Nadie lo sabía, pero su abuela, Doña Rosalía,
era la última curandera que hablaba con los
muertos del viejo mundo.
Martina, de dieciséis años, no lloró. Encendió
las velas en el altar de la cocina, donde las
imágenes de San Judas y la Virgen de Guadalupe
tenían las caras rasgadas por balas. Esa noche,
el primer niño que llevó su padre se levantó de
la tierra junto al pozo. No habló. Solo le puso
la mano en la frente. Ella supo: el contrato no
se rompía con la muerte.
La revolución había matado a los curas, quemado
las iglesias, y dicho que la fe era opio. Pero
en los pueblos, los muertos seguían siendo los
únicos testigos. Martina no era religiosa. Era
heredera. Y cuando el jefe de los sicarios de la
nueva banda le exigió que usara el mismo camino
para llevar a cinco niños más —niños que no eran
migrantes, sino hijos de campesinos que habían
desaparecido tras una denuncia—, ella no se negó.
Enterró a los cinco en la misma fosa donde su
padre enterró a los suyos.
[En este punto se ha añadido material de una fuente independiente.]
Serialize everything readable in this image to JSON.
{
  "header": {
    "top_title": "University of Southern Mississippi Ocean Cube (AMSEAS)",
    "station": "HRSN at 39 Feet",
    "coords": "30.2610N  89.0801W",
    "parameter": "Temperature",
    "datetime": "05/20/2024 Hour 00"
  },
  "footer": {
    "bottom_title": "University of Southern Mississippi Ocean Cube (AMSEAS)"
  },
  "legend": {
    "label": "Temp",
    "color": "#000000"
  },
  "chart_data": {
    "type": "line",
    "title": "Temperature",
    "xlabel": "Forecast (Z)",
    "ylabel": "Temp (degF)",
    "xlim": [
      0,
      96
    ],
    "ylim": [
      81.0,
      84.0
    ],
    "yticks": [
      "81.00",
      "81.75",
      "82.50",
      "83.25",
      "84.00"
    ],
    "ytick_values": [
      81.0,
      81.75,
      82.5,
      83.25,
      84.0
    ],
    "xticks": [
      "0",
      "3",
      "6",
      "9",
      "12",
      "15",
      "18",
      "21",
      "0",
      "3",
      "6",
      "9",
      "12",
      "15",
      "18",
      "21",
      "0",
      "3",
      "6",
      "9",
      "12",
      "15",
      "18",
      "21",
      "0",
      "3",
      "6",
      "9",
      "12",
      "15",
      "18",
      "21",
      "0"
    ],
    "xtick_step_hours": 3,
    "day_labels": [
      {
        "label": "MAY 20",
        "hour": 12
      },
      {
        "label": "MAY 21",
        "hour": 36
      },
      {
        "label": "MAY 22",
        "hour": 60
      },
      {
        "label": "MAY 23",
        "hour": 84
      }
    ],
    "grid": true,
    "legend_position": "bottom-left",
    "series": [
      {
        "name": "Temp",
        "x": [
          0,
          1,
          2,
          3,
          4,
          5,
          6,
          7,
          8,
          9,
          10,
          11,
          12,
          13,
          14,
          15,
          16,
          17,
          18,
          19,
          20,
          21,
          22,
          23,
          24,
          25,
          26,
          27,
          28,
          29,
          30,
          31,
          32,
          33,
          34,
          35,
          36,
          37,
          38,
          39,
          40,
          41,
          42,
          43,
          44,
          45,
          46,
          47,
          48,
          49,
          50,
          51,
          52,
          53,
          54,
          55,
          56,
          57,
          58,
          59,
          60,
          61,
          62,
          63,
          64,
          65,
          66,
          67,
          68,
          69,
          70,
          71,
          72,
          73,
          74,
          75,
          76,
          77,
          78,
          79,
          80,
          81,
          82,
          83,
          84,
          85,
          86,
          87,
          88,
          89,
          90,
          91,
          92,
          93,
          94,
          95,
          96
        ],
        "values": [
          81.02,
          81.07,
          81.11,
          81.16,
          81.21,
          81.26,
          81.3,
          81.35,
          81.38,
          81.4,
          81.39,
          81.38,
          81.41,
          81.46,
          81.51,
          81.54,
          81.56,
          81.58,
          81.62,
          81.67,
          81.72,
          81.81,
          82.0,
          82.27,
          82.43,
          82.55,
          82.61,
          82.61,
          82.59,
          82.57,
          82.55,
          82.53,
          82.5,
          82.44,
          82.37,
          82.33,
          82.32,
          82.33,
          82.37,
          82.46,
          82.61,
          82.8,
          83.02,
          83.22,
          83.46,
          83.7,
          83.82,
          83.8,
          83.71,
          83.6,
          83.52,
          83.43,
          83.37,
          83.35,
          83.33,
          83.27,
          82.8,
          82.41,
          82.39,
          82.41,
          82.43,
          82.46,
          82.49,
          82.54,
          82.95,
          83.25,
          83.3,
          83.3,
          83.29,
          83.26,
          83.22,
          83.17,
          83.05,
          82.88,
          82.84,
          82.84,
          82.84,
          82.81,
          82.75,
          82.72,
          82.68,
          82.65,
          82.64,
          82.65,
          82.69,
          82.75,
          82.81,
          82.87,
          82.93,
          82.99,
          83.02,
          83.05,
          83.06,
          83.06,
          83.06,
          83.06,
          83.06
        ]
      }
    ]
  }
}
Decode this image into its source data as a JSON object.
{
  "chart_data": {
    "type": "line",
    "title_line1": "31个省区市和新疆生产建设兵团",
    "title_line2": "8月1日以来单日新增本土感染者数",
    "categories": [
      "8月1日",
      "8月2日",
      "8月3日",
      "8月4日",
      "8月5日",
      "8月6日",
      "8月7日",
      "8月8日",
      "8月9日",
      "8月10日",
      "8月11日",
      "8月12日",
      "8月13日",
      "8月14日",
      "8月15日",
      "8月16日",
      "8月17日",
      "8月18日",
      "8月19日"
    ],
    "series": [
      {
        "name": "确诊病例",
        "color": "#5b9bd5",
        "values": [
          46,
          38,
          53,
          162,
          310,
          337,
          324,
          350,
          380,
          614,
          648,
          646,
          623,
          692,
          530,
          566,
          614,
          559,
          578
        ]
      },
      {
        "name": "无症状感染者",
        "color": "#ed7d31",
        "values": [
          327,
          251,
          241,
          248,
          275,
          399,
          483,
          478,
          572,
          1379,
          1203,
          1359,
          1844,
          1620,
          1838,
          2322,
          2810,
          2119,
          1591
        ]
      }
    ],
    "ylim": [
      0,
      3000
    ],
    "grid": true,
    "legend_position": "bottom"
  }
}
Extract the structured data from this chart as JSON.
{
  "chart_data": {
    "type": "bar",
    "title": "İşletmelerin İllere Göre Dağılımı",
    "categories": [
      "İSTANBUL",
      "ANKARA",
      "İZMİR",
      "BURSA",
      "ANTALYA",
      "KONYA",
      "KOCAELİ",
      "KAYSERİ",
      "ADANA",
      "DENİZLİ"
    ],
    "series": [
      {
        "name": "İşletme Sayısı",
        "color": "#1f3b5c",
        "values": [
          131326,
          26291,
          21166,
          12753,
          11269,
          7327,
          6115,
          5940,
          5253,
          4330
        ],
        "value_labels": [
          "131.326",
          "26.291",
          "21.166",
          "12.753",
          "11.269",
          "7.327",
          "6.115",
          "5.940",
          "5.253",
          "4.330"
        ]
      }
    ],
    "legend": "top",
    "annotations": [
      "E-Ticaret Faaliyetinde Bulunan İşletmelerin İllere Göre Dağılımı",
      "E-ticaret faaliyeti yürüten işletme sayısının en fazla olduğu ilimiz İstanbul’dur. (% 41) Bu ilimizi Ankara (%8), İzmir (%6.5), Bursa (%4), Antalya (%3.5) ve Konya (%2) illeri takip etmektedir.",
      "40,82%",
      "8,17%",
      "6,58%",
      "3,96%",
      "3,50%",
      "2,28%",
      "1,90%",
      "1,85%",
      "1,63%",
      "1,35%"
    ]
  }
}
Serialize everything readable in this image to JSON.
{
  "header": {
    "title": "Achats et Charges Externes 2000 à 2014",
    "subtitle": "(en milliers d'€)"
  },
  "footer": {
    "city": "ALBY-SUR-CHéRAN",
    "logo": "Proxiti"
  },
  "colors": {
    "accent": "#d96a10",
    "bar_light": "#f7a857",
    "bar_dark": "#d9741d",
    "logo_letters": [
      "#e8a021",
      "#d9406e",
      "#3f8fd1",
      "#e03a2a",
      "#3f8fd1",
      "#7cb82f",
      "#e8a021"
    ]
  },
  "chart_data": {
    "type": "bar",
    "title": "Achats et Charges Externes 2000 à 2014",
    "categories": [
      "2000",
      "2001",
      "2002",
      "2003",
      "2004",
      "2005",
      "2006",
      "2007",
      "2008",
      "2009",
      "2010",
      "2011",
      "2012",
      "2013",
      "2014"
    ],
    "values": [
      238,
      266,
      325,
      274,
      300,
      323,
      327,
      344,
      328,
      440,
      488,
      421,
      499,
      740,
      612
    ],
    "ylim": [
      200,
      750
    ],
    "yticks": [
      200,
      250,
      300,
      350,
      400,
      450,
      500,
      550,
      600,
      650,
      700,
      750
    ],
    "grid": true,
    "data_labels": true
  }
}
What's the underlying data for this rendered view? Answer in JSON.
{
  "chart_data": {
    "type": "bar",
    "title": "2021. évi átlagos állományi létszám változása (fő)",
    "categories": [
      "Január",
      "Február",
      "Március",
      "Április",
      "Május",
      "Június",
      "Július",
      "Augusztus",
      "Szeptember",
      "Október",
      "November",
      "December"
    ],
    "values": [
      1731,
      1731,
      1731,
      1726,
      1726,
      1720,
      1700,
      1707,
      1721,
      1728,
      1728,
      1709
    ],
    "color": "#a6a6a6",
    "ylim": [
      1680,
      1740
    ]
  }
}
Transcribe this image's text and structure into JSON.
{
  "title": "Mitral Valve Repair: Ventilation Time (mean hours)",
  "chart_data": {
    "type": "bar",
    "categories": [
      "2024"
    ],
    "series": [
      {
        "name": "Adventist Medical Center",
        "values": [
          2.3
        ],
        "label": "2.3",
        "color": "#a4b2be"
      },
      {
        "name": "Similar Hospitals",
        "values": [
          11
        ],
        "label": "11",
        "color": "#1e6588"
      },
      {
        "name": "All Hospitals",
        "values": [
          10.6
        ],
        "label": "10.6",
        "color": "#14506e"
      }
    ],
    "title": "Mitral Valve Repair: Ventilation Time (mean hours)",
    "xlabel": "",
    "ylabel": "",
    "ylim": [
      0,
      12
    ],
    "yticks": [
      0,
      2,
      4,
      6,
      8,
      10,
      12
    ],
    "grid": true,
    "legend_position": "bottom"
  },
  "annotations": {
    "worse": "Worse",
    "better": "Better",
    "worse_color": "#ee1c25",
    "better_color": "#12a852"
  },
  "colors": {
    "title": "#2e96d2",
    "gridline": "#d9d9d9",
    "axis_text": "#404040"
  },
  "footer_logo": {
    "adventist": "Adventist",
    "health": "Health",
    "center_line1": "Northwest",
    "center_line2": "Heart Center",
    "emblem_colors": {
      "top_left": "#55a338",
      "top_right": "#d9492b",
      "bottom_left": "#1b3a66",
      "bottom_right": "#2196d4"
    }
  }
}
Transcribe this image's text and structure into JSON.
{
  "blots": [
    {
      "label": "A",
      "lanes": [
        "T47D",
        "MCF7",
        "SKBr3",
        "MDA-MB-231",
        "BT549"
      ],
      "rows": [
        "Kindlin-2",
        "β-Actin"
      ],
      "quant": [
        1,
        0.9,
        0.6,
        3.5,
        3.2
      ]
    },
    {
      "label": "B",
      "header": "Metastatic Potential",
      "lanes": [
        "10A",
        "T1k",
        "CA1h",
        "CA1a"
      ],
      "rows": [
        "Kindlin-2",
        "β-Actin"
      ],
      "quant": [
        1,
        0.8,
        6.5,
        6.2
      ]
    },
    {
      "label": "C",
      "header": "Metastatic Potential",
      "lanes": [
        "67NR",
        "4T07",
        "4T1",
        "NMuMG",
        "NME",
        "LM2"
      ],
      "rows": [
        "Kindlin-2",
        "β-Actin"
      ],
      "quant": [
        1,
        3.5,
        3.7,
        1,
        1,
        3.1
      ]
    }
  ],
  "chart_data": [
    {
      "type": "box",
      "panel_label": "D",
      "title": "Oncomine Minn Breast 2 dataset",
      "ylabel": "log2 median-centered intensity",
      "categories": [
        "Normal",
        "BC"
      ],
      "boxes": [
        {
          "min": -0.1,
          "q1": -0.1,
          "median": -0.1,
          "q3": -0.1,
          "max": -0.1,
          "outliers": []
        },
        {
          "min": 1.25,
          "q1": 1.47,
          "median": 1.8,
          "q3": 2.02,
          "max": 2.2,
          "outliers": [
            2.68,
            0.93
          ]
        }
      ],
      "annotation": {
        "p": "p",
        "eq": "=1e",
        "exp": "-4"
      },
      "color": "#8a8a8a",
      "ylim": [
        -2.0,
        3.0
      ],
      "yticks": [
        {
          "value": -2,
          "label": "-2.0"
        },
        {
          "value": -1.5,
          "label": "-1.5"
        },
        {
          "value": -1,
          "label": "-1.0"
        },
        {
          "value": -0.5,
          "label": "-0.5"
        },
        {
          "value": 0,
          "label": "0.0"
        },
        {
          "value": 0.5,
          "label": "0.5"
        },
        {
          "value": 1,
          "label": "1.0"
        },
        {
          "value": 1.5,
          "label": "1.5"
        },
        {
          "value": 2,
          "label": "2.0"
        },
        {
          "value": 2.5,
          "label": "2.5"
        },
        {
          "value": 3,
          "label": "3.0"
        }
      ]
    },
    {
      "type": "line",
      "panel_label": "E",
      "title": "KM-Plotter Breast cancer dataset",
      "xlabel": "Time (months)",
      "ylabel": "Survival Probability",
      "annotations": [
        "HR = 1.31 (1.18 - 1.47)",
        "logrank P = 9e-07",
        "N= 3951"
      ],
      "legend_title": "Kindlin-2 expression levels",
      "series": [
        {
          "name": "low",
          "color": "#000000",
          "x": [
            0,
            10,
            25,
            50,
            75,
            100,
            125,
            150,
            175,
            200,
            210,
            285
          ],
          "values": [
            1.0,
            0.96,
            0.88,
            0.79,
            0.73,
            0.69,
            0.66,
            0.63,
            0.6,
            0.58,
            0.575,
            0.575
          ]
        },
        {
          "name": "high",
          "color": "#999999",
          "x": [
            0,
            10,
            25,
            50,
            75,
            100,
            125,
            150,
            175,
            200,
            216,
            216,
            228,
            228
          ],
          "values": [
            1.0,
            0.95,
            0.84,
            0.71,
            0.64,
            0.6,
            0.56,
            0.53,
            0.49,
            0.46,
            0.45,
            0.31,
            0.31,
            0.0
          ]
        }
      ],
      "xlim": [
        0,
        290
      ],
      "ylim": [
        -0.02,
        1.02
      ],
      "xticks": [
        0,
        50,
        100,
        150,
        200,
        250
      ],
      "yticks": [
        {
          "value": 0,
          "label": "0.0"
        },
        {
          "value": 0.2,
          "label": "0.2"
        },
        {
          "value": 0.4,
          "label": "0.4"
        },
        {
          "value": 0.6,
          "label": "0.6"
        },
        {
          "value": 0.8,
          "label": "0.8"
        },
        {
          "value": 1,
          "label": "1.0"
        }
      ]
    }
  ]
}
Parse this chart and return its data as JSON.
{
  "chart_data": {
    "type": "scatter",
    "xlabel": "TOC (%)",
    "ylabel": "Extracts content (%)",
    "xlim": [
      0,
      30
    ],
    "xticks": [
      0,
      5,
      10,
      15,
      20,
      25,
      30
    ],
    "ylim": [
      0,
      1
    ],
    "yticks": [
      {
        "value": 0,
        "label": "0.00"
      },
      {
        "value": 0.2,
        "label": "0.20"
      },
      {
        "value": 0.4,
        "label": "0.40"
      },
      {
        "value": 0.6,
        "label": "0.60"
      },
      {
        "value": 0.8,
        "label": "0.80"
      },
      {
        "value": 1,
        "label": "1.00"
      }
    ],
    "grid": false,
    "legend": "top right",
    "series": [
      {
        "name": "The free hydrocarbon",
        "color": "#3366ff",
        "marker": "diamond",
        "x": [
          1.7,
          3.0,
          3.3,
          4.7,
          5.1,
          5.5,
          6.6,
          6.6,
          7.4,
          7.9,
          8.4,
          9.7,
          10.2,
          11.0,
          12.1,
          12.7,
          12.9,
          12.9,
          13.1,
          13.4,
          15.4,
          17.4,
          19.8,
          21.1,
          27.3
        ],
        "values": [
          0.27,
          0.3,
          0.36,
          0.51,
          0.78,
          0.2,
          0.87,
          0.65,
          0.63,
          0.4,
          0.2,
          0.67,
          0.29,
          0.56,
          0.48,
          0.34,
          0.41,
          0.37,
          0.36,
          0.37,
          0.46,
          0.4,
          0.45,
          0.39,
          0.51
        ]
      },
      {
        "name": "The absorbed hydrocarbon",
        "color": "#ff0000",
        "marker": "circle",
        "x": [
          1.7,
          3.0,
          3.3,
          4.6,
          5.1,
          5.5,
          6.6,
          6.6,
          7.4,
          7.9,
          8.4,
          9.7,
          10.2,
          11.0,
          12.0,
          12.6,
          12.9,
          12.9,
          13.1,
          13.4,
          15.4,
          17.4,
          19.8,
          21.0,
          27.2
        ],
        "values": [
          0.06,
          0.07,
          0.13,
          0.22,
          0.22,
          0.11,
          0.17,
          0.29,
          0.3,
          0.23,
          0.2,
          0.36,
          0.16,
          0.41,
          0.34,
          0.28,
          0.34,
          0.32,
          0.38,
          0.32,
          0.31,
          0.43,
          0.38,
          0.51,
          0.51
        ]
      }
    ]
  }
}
Pero esta vez, no
puso velas. Puso raíces de guayule, sal de mar,
y el collar de obsidiana de su abuela. Al tercer
día, los sicarios que habían traído a los niños
se encontraron con sus propios rostros en las
paredes de la iglesia abandonada, pintados con
ceniza y sangre seca. Nadie los vio hacerlo.
Nadie los vio morir. Solo se oyó el canto de una
rana en pleno desierto, cuando no había agua.
Doña Rosalía no había enseñado a Martina a rezar.
Le enseñó a recordar. Y en la tierra de
Michoacán, donde el estado no llega y los santos
no perdonan, quien olvida a los muertos, muere
primero.
Martina ahora maneja el camión. Lleva leche. Y a
veces, niños. Pero ya no hay velas. Solo las
raíces. Y los muertos, que caminan sin pies.